宁时谦陷入沉思,段扬也愣了半天,这个推理打死他也推不出来!合着这当警察的破个案,还得上知天文下知地理,博古通今琴棋书画,不然可怎么破得出来?
“宁队,我算是服你了!”段扬终于憋出一句话,“有什么是你不懂的?”宁队年纪比自己还小那么一丢丢,却这么优秀。
宁时谦摇摇头,“凑巧懂而已,我母亲,是画家。

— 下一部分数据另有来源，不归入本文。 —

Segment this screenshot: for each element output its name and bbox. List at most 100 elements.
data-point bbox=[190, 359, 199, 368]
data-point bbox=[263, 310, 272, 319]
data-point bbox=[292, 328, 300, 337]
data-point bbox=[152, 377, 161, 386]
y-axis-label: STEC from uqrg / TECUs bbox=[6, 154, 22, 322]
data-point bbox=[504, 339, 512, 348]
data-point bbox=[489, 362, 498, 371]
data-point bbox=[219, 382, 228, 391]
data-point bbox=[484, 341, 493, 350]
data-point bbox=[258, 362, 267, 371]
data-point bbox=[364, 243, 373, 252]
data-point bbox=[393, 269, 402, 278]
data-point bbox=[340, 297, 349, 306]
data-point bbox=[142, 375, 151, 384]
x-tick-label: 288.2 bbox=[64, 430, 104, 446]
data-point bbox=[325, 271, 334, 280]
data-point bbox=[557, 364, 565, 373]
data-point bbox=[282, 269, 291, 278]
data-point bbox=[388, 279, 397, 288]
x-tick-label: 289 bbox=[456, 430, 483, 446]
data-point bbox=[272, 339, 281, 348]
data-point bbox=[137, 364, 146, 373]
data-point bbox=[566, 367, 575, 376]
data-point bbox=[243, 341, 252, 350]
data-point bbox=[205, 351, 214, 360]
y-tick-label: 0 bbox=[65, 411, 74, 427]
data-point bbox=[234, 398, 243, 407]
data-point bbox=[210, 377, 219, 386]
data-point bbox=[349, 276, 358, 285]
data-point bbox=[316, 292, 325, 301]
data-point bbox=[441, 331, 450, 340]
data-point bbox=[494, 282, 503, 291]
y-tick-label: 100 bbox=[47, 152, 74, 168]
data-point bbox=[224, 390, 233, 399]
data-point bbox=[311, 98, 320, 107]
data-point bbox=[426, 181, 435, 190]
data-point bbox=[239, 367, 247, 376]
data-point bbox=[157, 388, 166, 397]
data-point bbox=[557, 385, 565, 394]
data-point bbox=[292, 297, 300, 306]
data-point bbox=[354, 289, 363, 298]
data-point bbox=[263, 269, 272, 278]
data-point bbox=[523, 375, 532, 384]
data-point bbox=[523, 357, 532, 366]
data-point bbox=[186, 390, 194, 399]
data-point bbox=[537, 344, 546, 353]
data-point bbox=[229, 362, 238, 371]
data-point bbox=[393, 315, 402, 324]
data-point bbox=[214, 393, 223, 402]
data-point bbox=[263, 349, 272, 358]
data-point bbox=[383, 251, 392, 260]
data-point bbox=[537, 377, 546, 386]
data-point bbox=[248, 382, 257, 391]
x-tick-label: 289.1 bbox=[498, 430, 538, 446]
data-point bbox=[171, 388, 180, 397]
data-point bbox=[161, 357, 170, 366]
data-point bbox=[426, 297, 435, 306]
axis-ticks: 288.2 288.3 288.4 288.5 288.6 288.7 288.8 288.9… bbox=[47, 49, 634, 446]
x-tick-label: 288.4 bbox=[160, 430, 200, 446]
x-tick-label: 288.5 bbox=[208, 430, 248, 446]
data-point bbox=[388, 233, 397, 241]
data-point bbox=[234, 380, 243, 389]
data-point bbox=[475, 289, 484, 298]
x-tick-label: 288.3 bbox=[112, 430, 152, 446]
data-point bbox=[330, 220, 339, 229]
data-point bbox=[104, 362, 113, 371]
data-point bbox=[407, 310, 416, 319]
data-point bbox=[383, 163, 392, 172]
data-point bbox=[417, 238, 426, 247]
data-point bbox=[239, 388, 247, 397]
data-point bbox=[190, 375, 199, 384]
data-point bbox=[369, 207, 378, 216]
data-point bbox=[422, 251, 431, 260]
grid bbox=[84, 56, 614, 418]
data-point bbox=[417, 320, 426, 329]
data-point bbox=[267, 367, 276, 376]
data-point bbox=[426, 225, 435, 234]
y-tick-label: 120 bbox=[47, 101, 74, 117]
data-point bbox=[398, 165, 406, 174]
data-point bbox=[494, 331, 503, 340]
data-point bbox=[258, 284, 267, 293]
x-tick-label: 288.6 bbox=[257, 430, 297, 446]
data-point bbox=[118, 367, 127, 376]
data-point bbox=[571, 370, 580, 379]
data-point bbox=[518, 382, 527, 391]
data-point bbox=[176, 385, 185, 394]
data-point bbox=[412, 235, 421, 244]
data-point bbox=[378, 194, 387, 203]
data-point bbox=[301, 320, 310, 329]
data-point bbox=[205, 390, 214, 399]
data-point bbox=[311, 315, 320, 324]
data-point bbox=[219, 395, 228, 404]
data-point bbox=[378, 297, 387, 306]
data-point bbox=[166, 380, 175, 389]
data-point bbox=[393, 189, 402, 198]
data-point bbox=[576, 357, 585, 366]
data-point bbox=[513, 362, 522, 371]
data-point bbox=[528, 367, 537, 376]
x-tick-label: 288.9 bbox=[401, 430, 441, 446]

”
对母亲的印象也只剩这个标签了——画家,还有就是旁人眼里所看到的,形容给他听的:母亲生得极美,娇柔温婉,举手投足当真如仙女一般。大伯母回忆起母亲的音容来,只叹息着说了两个词:海棠春暖,如沐春风。
这样的母亲,完全和父亲不搭调,在一起据说是因为一个很老套的英雄救美的故事,而父亲拥有这样的母亲,真真如获至宝,放在心尖尖上,捧在手心心里。
只是太遗憾,再如何珍惜,母亲还是离老头而去了。
老头说,母亲太好,所以老天嫉妒了。
天妒红颜,就是这样。
母亲走的时候,他还小,也没能从她那里得到多少艺术的熏陶,能懂一点点画,也是因为老头。
老头有空的时候常常在书房一坐就是一个晚上,看母亲留下的书,看她留下的画作。许多的名画鉴赏,上面有母亲的随手记,他就看着那些字发呆。